GO bond debt funded outside of Proposition 98 cost the general fund approximately $2.4 billion in debt service annually, according to the budget document.

"It is not that the administration wants to shut down school construction," Palmer said. "It is just that passing another $11 billion or $12 billion bond is tough for the state to do in terms of its capacity."

With funding the state provides to schools for operating costs, the notion of continuing the existing bond program means the state is dealing with sustainability issues, Palmer said.

"It is a question of whether the state can continue to shoulder that kind of debt service load," Palmer said. "We want to examine local flexibility to issue debt."

A report on Brown's budget the nonpartisan state Legislative Analyst's Office released this week estimates that general fund tax revenues for fiscal 2014-15 will come in $1 billion to $2 billion higher than the healthy numbers already projected in the governor's budget.

"Additional revenues in 2014-15 will go largely or entirely to schools and community colleges and could result in a few billion dollars of higher ongoing state payments to schools," the LAO report states.

That's very good for the schools, which had so many budget cuts in the downturn, but it means the state doesn't necessarily build up reserves, said Jason Sisney, a chief deputy legislative analyst.
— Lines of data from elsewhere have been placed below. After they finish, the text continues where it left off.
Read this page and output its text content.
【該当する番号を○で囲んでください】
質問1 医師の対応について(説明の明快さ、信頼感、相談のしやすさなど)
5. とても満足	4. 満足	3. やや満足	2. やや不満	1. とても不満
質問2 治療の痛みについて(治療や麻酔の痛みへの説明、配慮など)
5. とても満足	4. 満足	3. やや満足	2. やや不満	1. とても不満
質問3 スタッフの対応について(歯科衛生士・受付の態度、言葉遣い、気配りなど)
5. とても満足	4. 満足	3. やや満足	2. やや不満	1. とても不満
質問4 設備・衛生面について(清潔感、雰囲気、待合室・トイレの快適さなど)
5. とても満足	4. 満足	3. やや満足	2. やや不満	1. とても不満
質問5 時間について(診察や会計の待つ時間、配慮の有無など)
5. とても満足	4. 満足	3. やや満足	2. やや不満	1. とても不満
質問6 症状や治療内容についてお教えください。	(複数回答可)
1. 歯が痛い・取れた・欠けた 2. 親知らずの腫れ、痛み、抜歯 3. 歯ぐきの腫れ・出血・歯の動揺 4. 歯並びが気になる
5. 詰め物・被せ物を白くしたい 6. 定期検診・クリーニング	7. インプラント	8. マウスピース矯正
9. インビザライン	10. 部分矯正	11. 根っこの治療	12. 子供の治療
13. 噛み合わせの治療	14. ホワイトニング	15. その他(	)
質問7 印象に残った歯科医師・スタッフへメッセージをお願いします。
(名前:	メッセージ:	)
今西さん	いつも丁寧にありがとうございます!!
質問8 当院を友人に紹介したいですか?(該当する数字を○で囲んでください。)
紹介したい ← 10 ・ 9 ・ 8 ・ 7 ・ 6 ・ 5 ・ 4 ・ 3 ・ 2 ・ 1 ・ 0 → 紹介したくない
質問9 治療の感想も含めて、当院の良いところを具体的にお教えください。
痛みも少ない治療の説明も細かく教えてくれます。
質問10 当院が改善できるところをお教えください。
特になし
The LAO report lauded the governor's push to not increase spending for other programs despite robust revenues, because the budget remains vulnerable to downturns that may re-emerge with little warning, according to the report.

"This is one of those moments in time when California is taking in a ton of revenue," Sisney said. "It may continue for a couple of more years, but history tells us it will not continue forever."

While the economy and the stock market are growing, Sisney said it is a good idea to prepare for the next downturn.

Brown's budget proposal provides a framework for the big issues he wants to see on the legislative agenda this year.

This year, in addition to pushing for local financing of school construction, he wants to tackle state employee retiree healthcare costs and transportation funding.

The governor is seeking a plan to prefund retiree healthcare obligations, in an effort to get a handle on annual pay-as-you-go costs that have risen to $1.9 billion annually from $458 million in 2001.

His proposals would divide the cost of pre-funding retiree healthcare costs between the state, the employer and employees in similar fashion to what has occurred through retirement reform in 2012, and for the California State Teachers' Retirement System last year, Palmer said.

The budget released Jan. 9 included what California Department of Transportation Spokesman Gareth Lacy described as a call to action to figure out how to pay for $59 billion in transportation needs for the state's highways over the next 10 years.

Last year, Brown asked the state transportation agency to form a committee to look at ways to pay for the needed improvements. On Feb. 5, 2014, the initial recommendations came out. The work group of 50 transportation stakeholders wrote three white papers.

At the work group's next meeting on Jan. 28, they will be reviewing proposals to come up with recommendations that could end up in a trailer due Feb. 1 attached to the governor's budget document, Lacy said.

The group looked at such methods as adopting a user tax instead of increasing the gas tax and expanding highway tolling.